I have a ridiculous question about using light deprivation on just parts of a highly tropical haze type. The equatorial types once mature can then flower if light cycle is short enough. You can speed it up by 2-3 days of total darkness and with more northern Indicas North of say 30 degrees down to one day.
Here is the question m, instead of darkening whole plant could you darken like just the apicalmeristem and will it send the rest of the (Sativa) tropical Indica or Colombian types into flower? I just thought this would bring the plants into flower so you can sex them faster? Maybe @TomHill you might have an opinion? I will definitely focus attention on the quality not quantity of the plant!!! The high and the duration . Book is awesome; still in Chapter 20, can’t thank you enough for this what I have been looking for.
I think each branch accumulate hormones independently. If you were to put an opaque bag on one top to simulate 12/12, this top would show sex without affecting the rest of the plant.
12/12 for 2 days and continue on a veg schedule so they eventually show sex a couple weeks later is something I’ve heard more than once. I cannot personally vouch for that method.
I think it was @ReikoX that had experience with this
When I first started growing I went seed shopping and thought the seeds would produce what was in the pics. Then I realized that when ppl speak of “Blue Dream” for instance, they are talking about a specific cut, or keeper that I would have to in turn plant enough seeds to find. Which ultimatley means strain names are irrelevant. Even if I plant seeds that came from a certain plant Im not guaranteed to find one similar to the one advertised on the seed website. Its all kinda confusing at first lol. And if a clone can be different depending on who grew it and how that adds even another layer. All it tells me is theres no reason to get caught up in names.
I am the same way. It is either indica or sativa or a mix of the two. A lot of purple buds are take under purple lights (never seen a reason to have UV in a, tent that is another topic) so of course the pics look purple. I wanted to get one of those jackets to wear to the grow conventions. Sure I would make a lot of friends there
I had a friend come over who wanted me to look at some stuff he got under the scope. I asked him “What strain is this?” he said “Weed” I died out loud laffing. My reply back was “whatever it is it is more sativa leaning looking to me”
Uhm…phenotype is part of the genetics that is observable, and Can be slightly altered by environment…genotype is the actual genetics of the plant…like the difference between 2 brands of blueberry that are still both blueberry, and have similar flavors, chemical makeup, etc…but have different parents…and within those genotypes can be different phenotypes that look different, even if mostly Homogenous IF grown in different environments and conditions…

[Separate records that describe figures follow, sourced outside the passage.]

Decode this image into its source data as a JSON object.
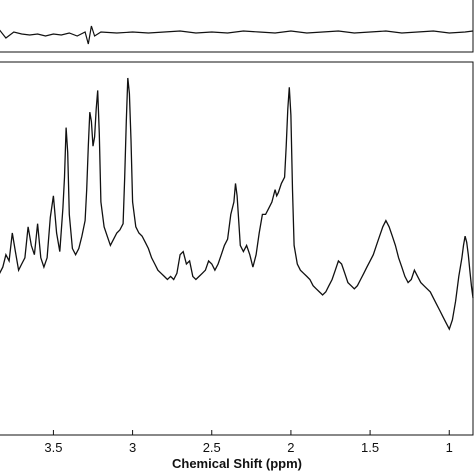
{
  "chart_data": [
    {
      "type": "line",
      "title": "",
      "xlabel": "",
      "ylabel": "",
      "x_reversed": true,
      "xlim": [
        3.85,
        0.85
      ],
      "ylim": [
        -1,
        1
      ],
      "series": [
        {
          "points": [
            [
              3.85,
              0.2
            ],
            [
              3.8,
              -0.3
            ],
            [
              3.75,
              0.0
            ],
            [
              3.7,
              -0.1
            ],
            [
              3.65,
              -0.15
            ],
            [
              3.6,
              -0.1
            ],
            [
              3.55,
              -0.2
            ],
            [
              3.5,
              -0.1
            ],
            [
              3.45,
              -0.15
            ],
            [
              3.4,
              -0.05
            ],
            [
              3.35,
              -0.2
            ],
            [
              3.3,
              0.0
            ],
            [
              3.28,
              -0.6
            ],
            [
              3.26,
              0.3
            ],
            [
              3.24,
              -0.2
            ],
            [
              3.2,
              0.0
            ],
            [
              3.1,
              -0.05
            ],
            [
              3.0,
              0.0
            ],
            [
              2.9,
              -0.05
            ],
            [
              2.8,
              0.0
            ],
            [
              2.7,
              0.05
            ],
            [
              2.6,
              -0.05
            ],
            [
              2.5,
              0.0
            ],
            [
              2.4,
              -0.05
            ],
            [
              2.3,
              0.05
            ],
            [
              2.2,
              0.0
            ],
            [
              2.1,
              -0.05
            ],
            [
              2.0,
              0.05
            ],
            [
              1.9,
              -0.05
            ],
            [
              1.8,
              0.0
            ],
            [
              1.7,
              0.05
            ],
            [
              1.6,
              -0.05
            ],
            [
              1.5,
              0.0
            ],
            [
              1.4,
              0.05
            ],
            [
              1.3,
              -0.05
            ],
            [
              1.2,
              0.0
            ],
            [
              1.1,
              0.05
            ],
            [
              1.0,
              -0.05
            ],
            [
              0.9,
              0.0
            ],
            [
              0.85,
              0.05
            ]
          ]
        }
      ]
    },
    {
      "type": "line",
      "title": "",
      "xlabel": "Chemical Shift (ppm)",
      "ylabel": "",
      "x_reversed": true,
      "xlim": [
        3.85,
        0.85
      ],
      "ylim": [
        0,
        10
      ],
      "x_ticks": [
        3.5,
        3,
        2.5,
        2,
        1.5,
        1
      ],
      "x_tick_labels": [
        "3.5",
        "3",
        "2.5",
        "2",
        "1.5",
        "1"
      ],
      "series": [
        {
          "points": [
            [
              3.85,
              3.6
            ],
            [
              3.82,
              3.9
            ],
            [
              3.8,
              4.3
            ],
            [
              3.78,
              4.1
            ],
            [
              3.76,
              5.0
            ],
            [
              3.74,
              4.4
            ],
            [
              3.72,
              3.8
            ],
            [
              3.7,
              4.0
            ],
            [
              3.68,
              4.2
            ],
            [
              3.66,
              5.2
            ],
            [
              3.64,
              4.6
            ],
            [
              3.62,
              4.3
            ],
            [
              3.6,
              5.3
            ],
            [
              3.58,
              4.2
            ],
            [
              3.56,
              3.9
            ],
            [
              3.54,
              4.2
            ],
            [
              3.52,
              5.5
            ],
            [
              3.5,
              6.2
            ],
            [
              3.48,
              5.0
            ],
            [
              3.46,
              4.4
            ],
            [
              3.44,
              5.8
            ],
            [
              3.43,
              6.8
            ],
            [
              3.42,
              8.4
            ],
            [
              3.41,
              7.6
            ],
            [
              3.4,
              5.6
            ],
            [
              3.38,
              4.5
            ],
            [
              3.36,
              4.3
            ],
            [
              3.34,
              4.5
            ],
            [
              3.32,
              4.9
            ],
            [
              3.3,
              5.4
            ],
            [
              3.29,
              6.4
            ],
            [
              3.28,
              7.8
            ],
            [
              3.27,
              8.9
            ],
            [
              3.26,
              8.6
            ],
            [
              3.25,
              7.8
            ],
            [
              3.24,
              8.1
            ],
            [
              3.23,
              9.0
            ],
            [
              3.22,
              9.6
            ],
            [
              3.21,
              8.2
            ],
            [
              3.2,
              6.0
            ],
            [
              3.18,
              5.2
            ],
            [
              3.16,
              4.9
            ],
            [
              3.14,
              4.6
            ],
            [
              3.12,
              4.8
            ],
            [
              3.1,
              5.0
            ],
            [
              3.08,
              5.1
            ],
            [
              3.06,
              5.3
            ],
            [
              3.05,
              6.8
            ],
            [
              3.04,
              8.6
            ],
            [
              3.03,
              10.0
            ],
            [
              3.02,
              9.5
            ],
            [
              3.01,
              8.0
            ],
            [
              3.0,
              6.0
            ],
            [
              2.98,
              5.2
            ],
            [
              2.96,
              5.0
            ],
            [
              2.94,
              4.9
            ],
            [
              2.92,
              4.7
            ],
            [
              2.9,
              4.5
            ],
            [
              2.88,
              4.2
            ],
            [
              2.86,
              4.0
            ],
            [
              2.84,
              3.8
            ],
            [
              2.82,
              3.7
            ],
            [
              2.8,
              3.6
            ],
            [
              2.78,
              3.5
            ],
            [
              2.76,
              3.6
            ],
            [
              2.74,
              3.5
            ],
            [
              2.72,
              3.7
            ],
            [
              2.7,
              4.3
            ],
            [
              2.68,
              4.4
            ],
            [
              2.66,
              4.0
            ],
            [
              2.64,
              4.1
            ],
            [
              2.62,
              3.6
            ],
            [
              2.6,
              3.5
            ],
            [
              2.58,
              3.6
            ],
            [
              2.56,
              3.7
            ],
            [
              2.54,
              3.8
            ],
            [
              2.52,
              4.1
            ],
            [
              2.5,
              4.0
            ],
            [
              2.48,
              3.8
            ],
            [
              2.46,
              4.0
            ],
            [
              2.44,
              4.3
            ],
            [
              2.42,
              4.6
            ],
            [
              2.4,
              4.8
            ],
            [
              2.38,
              5.6
            ],
            [
              2.36,
              6.0
            ],
            [
              2.35,
              6.6
            ],
            [
              2.34,
              6.2
            ],
            [
              2.33,
              5.4
            ],
            [
              2.32,
              4.6
            ],
            [
              2.3,
              4.4
            ],
            [
              2.28,
              4.6
            ],
            [
              2.26,
              4.3
            ],
            [
              2.24,
              3.9
            ],
            [
              2.22,
              4.3
            ],
            [
              2.2,
              5.0
            ],
            [
              2.18,
              5.6
            ],
            [
              2.16,
              5.6
            ],
            [
              2.14,
              5.8
            ],
            [
              2.12,
              6.0
            ],
            [
              2.1,
              6.4
            ],
            [
              2.09,
              6.2
            ],
            [
              2.08,
              6.3
            ],
            [
              2.06,
              6.6
            ],
            [
              2.05,
              6.7
            ],
            [
              2.04,
              6.8
            ],
            [
              2.03,
              7.8
            ],
            [
              2.02,
              9.0
            ],
            [
              2.01,
              9.7
            ],
            [
              2.0,
              8.8
            ],
            [
              1.99,
              6.4
            ],
            [
              1.98,
              4.6
            ],
            [
              1.96,
              4.0
            ],
            [
              1.94,
              3.8
            ],
            [
              1.92,
              3.7
            ],
            [
              1.9,
              3.6
            ],
            [
              1.88,
              3.5
            ],
            [
              1.86,
              3.3
            ],
            [
              1.84,
              3.2
            ],
            [
              1.82,
              3.1
            ],
            [
              1.8,
              3.0
            ],
            [
              1.78,
              3.1
            ],
            [
              1.76,
              3.3
            ],
            [
              1.74,
              3.5
            ],
            [
              1.72,
              3.8
            ],
            [
              1.7,
              4.1
            ],
            [
              1.68,
              4.0
            ],
            [
              1.66,
              3.7
            ],
            [
              1.64,
              3.4
            ],
            [
              1.62,
              3.3
            ],
            [
              1.6,
              3.2
            ],
            [
              1.58,
              3.3
            ],
            [
              1.56,
              3.5
            ],
            [
              1.54,
              3.7
            ],
            [
              1.52,
              3.9
            ],
            [
              1.5,
              4.1
            ],
            [
              1.48,
              4.3
            ],
            [
              1.46,
              4.6
            ],
            [
              1.44,
              4.9
            ],
            [
              1.42,
              5.2
            ],
            [
              1.4,
              5.4
            ],
            [
              1.38,
              5.2
            ],
            [
              1.36,
              4.9
            ],
            [
              1.34,
              4.6
            ],
            [
              1.32,
              4.2
            ],
            [
              1.3,
              3.9
            ],
            [
              1.28,
              3.6
            ],
            [
              1.26,
              3.4
            ],
            [
              1.24,
              3.5
            ],
            [
              1.22,
              3.8
            ],
            [
              1.2,
              3.6
            ],
            [
              1.18,
              3.4
            ],
            [
              1.16,
              3.3
            ],
            [
              1.14,
              3.2
            ],
            [
              1.12,
              3.1
            ],
            [
              1.1,
              2.9
            ],
            [
              1.08,
              2.7
            ],
            [
              1.06,
              2.5
            ],
            [
              1.04,
              2.3
            ],
            [
              1.02,
              2.1
            ],
            [
              1.0,
              1.9
            ],
            [
              0.98,
              2.2
            ],
            [
              0.96,
              2.8
            ],
            [
              0.94,
              3.6
            ],
            [
              0.92,
              4.2
            ],
            [
              0.91,
              4.6
            ],
            [
              0.9,
              4.9
            ],
            [
              0.89,
              4.7
            ],
            [
              0.88,
              4.3
            ],
            [
              0.87,
              3.8
            ],
            [
              0.86,
              3.3
            ],
            [
              0.85,
              2.9
            ]
          ]
        }
      ]
    }
  ]
}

Some genotype can be greatly altered by environment and some are more numb and deliver the same phenotype across a broad range of environment. That’s how it rolls out. And it all comes down to genotype. Autosomal modifying factors effecting thresholds and environmental triggers. It’s a royal pain in the ass to sort through it all.
Transgressive segregation of mating traits can overcome obstacles by rapidly creating abundant variation of mating phenotypes The increased standing variation of mating phenotypes then relaxes the sexual selection against novel mating phenotypes, which further promotes the evolution of novel mating phenotypes.
Some empirical studies have reported that transgressive segregation of mating traits occurring in F1 hybrids leads to assortative mating between hybrids, which may contribute to hybrid speciation.
In my experience, there’s often often something lost in translation where commercial, hobby, and scientific interests collide.
The tea industry uses the term cultivar or varietal, coffee typically relies on the same, or simply the origin, corals usually use common names or scientific names with a descriptor. In every case they’re often used incorrectly and it’s just accepted terminology within each industry.
For cannabis, looking at them as chemovars is what makes the most sense to me. However, phenotype is so widely accepted that I don’t see it changing anytime soon.
Can these be patented cultivars I mean. I suppose a chemovar would be something that could be patented. Yes all kinds of clever things hmmm? Crossing over a lot of things that are confusing.